In 1989, Chase Manhattan Corp. announced it paid $140 million for a 20-year-old office building with an asbestos problem in the worst real estate market in the COuntry.

The bank's stated plan to pump $100 million or so in renovations into the property in hopes of selling it in a few years for $700 million were greeted with skepticism in New York real estate circles.

The bank would be lucky to get any of its money back, some said.

Five years later, Chase officials have been boasting that a successful conclusion, if not imminent, may be on the horizon.

"The hard work has been done," said Victor A. Castellano, the senior vice president who headed the first stages of the turnaround project for the bank, before handing over the duties to vice president Russell A. Campbell.

The $700 million price tag still may be unrealistic, but market sources say the bank could well score a modest profit, based on the 2.3-million-square-foot building's 97% occupancy at a reputed average rent rate of $32 a square foot.

The 50-story tower at One New York Plaza, at the southern end of the city's hard-hit financial district, housed a major data center for the bank. Chase decided to exercise an option to buy the building at what seemed to observers to be the worst possible moment.
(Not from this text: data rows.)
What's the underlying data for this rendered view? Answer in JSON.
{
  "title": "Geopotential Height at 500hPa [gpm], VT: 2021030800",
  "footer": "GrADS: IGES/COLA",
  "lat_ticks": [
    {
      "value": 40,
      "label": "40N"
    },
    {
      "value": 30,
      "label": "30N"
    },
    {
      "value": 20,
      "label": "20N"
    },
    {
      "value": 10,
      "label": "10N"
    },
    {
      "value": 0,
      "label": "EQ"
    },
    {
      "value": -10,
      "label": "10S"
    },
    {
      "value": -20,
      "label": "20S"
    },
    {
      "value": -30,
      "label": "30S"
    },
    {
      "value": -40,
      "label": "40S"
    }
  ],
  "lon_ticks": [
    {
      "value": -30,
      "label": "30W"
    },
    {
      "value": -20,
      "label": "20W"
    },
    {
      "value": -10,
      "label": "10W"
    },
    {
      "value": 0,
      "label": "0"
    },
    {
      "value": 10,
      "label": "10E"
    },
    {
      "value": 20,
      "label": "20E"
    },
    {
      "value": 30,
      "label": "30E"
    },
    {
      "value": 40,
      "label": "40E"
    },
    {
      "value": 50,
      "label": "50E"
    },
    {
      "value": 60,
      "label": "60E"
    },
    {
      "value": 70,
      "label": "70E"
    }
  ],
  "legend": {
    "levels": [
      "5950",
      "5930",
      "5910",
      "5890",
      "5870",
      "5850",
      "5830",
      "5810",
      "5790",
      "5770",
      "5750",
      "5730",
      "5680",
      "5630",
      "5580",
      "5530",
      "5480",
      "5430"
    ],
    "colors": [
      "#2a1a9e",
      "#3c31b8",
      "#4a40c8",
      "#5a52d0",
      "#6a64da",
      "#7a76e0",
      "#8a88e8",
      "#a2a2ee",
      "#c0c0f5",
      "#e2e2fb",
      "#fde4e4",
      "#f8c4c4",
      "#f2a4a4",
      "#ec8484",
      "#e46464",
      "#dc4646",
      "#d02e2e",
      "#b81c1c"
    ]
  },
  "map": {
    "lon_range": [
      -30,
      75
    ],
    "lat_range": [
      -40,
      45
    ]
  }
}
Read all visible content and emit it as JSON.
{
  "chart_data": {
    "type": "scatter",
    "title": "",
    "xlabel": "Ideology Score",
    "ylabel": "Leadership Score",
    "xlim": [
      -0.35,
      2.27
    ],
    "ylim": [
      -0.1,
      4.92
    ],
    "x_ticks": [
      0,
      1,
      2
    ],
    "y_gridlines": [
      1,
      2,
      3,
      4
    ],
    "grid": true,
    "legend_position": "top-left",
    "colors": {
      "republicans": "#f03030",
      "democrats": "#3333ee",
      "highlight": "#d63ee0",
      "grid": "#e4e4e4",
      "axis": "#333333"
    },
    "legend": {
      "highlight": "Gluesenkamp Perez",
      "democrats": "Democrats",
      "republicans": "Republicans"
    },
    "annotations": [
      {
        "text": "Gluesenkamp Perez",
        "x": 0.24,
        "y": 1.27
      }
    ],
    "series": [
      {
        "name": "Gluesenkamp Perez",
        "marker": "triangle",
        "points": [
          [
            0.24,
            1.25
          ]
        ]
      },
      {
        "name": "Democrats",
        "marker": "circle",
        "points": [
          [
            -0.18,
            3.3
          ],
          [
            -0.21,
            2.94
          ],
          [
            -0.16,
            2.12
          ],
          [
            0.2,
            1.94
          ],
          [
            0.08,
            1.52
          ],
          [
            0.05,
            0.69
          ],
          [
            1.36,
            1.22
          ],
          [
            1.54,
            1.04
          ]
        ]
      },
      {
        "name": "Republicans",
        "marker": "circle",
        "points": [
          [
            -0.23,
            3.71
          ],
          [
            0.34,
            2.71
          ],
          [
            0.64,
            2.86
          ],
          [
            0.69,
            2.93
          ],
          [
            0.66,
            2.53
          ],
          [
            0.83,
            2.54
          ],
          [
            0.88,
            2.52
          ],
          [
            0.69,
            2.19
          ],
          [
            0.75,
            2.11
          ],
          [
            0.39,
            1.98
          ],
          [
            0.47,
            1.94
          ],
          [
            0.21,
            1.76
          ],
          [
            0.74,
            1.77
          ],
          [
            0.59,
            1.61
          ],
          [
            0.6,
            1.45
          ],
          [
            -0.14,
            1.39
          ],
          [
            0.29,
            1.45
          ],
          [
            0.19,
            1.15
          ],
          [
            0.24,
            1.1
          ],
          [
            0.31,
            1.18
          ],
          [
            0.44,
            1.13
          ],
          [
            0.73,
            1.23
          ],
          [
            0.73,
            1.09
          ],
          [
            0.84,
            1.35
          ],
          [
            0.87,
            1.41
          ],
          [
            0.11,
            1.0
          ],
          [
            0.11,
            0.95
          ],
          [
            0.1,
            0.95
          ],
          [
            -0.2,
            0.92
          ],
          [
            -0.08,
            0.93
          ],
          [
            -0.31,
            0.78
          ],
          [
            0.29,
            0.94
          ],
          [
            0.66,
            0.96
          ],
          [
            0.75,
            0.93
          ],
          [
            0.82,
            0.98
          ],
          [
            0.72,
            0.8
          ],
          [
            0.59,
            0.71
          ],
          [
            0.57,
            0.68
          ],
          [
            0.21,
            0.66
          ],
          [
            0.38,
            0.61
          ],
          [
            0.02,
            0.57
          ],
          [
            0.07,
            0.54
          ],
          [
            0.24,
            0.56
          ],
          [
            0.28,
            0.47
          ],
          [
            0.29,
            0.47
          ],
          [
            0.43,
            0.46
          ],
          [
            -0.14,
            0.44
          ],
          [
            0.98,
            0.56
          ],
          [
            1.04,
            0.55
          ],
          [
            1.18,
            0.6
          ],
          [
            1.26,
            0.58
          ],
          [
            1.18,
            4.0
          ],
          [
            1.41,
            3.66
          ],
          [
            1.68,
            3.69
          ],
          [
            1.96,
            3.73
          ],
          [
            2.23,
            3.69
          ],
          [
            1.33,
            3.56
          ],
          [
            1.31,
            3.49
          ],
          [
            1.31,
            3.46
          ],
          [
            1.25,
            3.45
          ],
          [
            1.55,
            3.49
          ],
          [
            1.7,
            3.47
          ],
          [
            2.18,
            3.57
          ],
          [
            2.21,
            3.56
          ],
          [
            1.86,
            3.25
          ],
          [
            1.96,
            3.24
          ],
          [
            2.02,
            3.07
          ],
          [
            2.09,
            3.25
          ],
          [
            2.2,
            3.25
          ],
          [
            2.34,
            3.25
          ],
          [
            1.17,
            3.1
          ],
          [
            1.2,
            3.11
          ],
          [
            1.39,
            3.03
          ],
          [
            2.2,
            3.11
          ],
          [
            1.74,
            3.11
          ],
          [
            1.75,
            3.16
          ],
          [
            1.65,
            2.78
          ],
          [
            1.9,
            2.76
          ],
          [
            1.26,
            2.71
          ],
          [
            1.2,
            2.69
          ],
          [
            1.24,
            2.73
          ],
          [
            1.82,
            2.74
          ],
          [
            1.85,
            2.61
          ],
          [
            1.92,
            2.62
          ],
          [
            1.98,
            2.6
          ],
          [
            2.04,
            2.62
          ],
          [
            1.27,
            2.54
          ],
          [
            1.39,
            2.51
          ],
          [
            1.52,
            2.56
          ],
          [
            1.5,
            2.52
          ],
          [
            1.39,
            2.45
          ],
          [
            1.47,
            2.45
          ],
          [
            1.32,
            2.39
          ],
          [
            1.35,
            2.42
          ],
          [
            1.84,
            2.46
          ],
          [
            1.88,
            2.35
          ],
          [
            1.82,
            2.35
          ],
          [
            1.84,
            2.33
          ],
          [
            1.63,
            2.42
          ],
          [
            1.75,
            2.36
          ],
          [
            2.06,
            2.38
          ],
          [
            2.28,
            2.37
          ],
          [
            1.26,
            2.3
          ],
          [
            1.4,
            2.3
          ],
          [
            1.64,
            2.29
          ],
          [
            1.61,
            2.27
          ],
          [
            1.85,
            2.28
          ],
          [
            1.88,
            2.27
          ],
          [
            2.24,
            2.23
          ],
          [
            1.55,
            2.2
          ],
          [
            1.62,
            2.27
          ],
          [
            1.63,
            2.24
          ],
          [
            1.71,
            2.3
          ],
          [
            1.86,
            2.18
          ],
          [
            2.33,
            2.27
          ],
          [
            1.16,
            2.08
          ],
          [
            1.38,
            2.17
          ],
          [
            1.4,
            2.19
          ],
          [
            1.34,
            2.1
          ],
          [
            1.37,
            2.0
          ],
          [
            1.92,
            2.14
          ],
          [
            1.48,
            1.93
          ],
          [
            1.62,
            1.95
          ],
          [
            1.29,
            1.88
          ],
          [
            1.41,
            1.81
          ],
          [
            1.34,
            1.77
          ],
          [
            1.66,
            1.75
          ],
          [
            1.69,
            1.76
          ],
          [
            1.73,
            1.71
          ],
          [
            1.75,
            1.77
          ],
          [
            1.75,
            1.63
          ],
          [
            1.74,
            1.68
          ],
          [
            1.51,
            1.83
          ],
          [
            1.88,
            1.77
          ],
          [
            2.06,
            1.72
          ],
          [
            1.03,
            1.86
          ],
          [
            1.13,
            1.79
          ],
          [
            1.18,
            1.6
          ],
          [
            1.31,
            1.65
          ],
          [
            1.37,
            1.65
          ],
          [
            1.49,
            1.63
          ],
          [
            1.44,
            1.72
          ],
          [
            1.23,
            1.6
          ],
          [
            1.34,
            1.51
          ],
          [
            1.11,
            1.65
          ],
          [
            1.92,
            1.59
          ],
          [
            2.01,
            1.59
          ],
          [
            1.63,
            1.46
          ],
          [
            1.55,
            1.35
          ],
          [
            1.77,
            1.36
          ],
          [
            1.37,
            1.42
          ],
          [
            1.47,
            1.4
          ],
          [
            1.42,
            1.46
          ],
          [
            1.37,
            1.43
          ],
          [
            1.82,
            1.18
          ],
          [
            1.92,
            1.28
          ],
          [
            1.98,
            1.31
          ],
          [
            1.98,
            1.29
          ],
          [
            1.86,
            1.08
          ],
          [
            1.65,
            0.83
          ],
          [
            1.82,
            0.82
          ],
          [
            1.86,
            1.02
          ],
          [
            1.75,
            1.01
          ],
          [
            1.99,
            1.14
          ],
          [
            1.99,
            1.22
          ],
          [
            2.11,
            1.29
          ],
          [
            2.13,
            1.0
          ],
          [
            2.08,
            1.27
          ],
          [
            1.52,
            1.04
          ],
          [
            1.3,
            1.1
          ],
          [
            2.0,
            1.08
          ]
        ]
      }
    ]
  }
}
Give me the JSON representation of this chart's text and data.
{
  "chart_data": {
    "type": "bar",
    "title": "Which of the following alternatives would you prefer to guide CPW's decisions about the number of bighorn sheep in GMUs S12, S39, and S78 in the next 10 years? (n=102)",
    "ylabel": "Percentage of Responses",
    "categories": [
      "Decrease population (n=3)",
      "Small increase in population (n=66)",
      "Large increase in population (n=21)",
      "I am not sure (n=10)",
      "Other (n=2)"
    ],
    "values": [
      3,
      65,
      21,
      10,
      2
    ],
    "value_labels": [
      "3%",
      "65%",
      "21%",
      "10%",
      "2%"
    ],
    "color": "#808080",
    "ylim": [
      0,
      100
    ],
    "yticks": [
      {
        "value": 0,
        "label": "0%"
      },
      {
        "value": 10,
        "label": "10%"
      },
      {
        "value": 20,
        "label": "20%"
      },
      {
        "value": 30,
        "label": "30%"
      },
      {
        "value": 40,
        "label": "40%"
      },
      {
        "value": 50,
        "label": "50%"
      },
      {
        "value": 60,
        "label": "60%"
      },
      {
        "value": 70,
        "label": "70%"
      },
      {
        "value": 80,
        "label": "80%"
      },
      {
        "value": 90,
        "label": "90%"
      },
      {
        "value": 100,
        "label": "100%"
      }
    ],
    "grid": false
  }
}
Not only was the bank itself planning to vacate about 1.3 million square feet and move into a more modern facility in Brooklyn, but Salomon Brothers and Thompson-McKinnon which 300,000 square feet and 160,000 square feet, respectively, were also relocating.

Chase's decision to exercise its option was partly defensive, Mr. Castellano admitted. Given the state of the New York market, he explained, the landlord was unlikely to pump any money into the money-losing property, and that jeopardized Chase's major operating systems during a critical transition.

"We wanted to make sure we had control of the building," he said.

Cynics noted that, given the generous tax abatements Chase received to build new quarters in Brooklyn, the bank could "profit" on the building even if it rented the space it was vacating at a below-market rates.

Instead, working closely with Edward S. Gordon & Co., a New York broker, the bank pursued a strategy of renovating the building's systems to compete with the newer buildings in the area.

Mitchell E. Rudin, a senior managing director of E.S. Gordon, said the building had several things going for it from the start, including large floors and high ceilings, a location in the financial district, parking facilities, and electrical improvements made by the prior tenants.

The group also got a break when a court decided that the presence of asbestos reduced the taxable value of the property. As a result of the decision the previous owner was rebated nearly $30 million of the $65 million in taxes paid over a five-year period, and Chase was able to lower operating costs by renegotiating its assessment to reflect the removal costs.

In addition to removing asbestos, the renovations included major upgrades of the cooling and electrical systems, as well as renovations of the lobby, elevators, and exterior of the structure.

Retail space that had been leased by a liquor store, a discount jeweler, and other decidedly untrendy tenants was also upgraded.

Now the space houses a more upscale group including a specialty coffee shop, a yogurt shop, and an Estee Lauder outlet.

In 1993 Prudential Securities leased floors two through 17, sopping up much of the space the bank had vacated. And the following year, Goldman, Sachs & Co. expanded its nearby operations into the upper floors of the building, where Salomon and Thompson-McKinnon had been perched. These were New York City's two largest leasing deals, Mr. Rudin said.

Last month, Prudential and Goldman each agreed to take additional space, and another tenant, the law firm of Fried, Frank, Harris, Shriver & Jacobson, extended its lease by 10 years, to 2009.

Market rumors are circulating that the bank is quietly shopping the building to investors. Mr. Castellano denied the rumors.

Now that the bank has vacated the property, however, it is classified as "other real estate owned," meaning that it must be sold eventually under federal banking laws.

Mr. Castellano said the laws require banks to dispose of foreclosed property within five years, but he noted that it is possible to get an extension.

"We don't feel any pressure. To the extent that return are good, it's difficult to walk away," he said. "We're getting an attractive yield on our investment."